RESEARCH DESIGN AND METHODS - African-American women, age > or =40 years with type 2 diabetes, were recruited from central North Carolina to participate in three sequential phases: 1) Seven focus groups were convened and transcripts evaluated to generate questions and identify plausible domains; 2) Ten one-on-one cognitive response interviews were performed to ensure clarity and cultural appropriateness of the questions; and 3) 217 women participated in psychometric evaluation to establish the internal consistency and validity of the instrument.
RESULTS - Three broad categories--mental, physical, and social well-being--captured important issues generated during the focus groups. "My diabetes" was added during the cognitive response interviews as a way of separating the impact of diabetes from coexisting issues that affect health status. The response option was changed from a six- to a four-point Likert scale to accommodate subject preference. Using principal components and subsequent promax rotation, we identified two hierarchical domains (mental and social well-being) and a physical symptom index. The internal consistency (Cronbach's alpha) of the mental and social well-being subscales are 0.83 and 0.93, respectively.
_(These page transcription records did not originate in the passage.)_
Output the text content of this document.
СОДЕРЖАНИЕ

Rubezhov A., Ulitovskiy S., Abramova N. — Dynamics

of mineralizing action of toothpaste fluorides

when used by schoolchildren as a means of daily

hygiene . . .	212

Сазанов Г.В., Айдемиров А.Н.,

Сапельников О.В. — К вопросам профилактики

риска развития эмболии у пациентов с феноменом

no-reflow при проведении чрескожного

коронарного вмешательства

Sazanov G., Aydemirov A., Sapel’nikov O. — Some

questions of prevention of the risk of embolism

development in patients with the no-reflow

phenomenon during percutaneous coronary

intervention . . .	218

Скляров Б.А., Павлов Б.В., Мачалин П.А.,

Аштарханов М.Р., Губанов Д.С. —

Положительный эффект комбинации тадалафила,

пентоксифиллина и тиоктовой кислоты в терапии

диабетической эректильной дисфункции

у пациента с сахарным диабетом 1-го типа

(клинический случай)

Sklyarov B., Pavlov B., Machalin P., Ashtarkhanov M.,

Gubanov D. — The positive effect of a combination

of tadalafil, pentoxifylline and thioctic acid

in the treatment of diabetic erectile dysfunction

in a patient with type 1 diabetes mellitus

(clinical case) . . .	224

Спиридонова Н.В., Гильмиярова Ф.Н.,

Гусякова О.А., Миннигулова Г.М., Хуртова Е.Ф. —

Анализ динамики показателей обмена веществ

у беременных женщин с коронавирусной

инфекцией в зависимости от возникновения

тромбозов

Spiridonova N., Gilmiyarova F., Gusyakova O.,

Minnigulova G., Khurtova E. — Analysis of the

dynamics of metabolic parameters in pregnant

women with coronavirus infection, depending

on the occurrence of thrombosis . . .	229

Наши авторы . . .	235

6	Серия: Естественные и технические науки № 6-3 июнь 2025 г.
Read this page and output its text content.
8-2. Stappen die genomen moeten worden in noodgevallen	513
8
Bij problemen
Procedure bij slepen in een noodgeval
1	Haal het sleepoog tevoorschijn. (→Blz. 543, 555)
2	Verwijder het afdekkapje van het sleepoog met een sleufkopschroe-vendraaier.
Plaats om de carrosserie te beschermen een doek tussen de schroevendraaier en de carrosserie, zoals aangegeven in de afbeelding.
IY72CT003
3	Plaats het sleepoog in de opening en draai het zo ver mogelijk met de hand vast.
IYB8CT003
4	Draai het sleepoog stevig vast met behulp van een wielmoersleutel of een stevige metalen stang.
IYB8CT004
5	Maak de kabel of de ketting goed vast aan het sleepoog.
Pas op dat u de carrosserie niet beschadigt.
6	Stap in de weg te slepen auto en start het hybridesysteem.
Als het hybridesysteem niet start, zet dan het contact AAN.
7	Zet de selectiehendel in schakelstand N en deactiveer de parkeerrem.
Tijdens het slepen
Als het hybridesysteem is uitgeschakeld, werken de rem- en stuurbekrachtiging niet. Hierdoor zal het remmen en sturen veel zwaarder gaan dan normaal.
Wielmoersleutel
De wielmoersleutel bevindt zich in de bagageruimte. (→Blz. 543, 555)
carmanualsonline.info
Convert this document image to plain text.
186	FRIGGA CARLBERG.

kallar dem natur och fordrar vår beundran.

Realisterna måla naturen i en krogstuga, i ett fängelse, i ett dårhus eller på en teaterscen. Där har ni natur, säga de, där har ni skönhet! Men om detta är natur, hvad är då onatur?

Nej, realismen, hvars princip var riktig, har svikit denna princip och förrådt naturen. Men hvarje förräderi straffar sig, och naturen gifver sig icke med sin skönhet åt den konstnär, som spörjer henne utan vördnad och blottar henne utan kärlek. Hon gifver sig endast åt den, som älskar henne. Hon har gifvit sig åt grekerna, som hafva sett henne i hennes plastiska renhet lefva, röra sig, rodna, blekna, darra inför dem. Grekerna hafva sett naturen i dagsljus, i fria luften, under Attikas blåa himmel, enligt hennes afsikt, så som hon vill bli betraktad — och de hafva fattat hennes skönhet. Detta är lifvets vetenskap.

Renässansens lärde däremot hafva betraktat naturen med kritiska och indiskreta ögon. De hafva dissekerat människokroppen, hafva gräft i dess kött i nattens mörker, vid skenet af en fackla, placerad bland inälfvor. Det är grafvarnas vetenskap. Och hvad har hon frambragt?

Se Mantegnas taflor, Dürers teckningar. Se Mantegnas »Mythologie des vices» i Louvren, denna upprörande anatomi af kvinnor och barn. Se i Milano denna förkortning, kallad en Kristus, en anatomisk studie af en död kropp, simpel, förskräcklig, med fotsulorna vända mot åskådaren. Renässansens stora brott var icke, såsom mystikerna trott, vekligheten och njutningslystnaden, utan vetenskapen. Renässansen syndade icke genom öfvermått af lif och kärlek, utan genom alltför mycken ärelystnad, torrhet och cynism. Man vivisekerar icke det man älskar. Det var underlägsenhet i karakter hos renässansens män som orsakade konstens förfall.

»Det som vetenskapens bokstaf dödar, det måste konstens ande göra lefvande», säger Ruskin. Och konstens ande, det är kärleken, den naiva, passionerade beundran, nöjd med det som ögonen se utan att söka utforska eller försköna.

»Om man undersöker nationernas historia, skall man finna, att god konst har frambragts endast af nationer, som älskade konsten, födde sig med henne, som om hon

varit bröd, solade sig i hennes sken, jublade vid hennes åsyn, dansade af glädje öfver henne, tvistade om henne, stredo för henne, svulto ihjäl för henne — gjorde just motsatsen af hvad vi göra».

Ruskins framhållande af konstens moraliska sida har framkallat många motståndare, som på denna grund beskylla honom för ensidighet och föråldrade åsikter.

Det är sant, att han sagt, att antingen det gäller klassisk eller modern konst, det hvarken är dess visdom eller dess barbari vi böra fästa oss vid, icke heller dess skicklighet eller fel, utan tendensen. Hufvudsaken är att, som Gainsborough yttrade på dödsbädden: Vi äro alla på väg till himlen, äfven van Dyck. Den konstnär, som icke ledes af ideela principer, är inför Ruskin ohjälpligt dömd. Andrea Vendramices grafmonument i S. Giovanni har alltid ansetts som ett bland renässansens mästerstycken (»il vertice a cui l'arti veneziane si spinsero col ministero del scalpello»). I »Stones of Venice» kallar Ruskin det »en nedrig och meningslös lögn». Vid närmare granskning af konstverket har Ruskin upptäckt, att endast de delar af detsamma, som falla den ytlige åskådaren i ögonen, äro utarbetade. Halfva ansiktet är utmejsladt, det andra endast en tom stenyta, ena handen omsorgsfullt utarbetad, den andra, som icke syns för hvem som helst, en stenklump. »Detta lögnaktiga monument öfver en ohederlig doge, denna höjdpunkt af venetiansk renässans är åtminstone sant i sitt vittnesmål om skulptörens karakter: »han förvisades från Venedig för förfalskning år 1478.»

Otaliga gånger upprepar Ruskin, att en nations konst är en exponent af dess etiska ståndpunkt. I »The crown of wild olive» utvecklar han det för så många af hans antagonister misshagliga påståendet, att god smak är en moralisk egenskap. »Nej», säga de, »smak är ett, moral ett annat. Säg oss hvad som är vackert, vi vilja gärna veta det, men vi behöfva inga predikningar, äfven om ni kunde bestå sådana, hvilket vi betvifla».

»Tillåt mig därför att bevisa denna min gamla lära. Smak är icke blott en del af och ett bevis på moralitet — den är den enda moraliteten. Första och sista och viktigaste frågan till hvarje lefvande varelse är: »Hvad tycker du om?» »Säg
A priori hypothesized correlations between subscales along with each subscale and glycated hemoglobin, diabetes duration, physical activity, and a perceived health competence scale helped establish the construct validity of the instrument.
CONCLUSIONS - A culturally appropriate disease-specific health status measure for older African-American women with type 2 diabetes has been developed. We have established the internal consistency, construct validity, and factor analytic properties of the measure. This measure should prove useful for investigators who seek a health status instrument that addresses issues germane to African-American women with type 2 diabetes.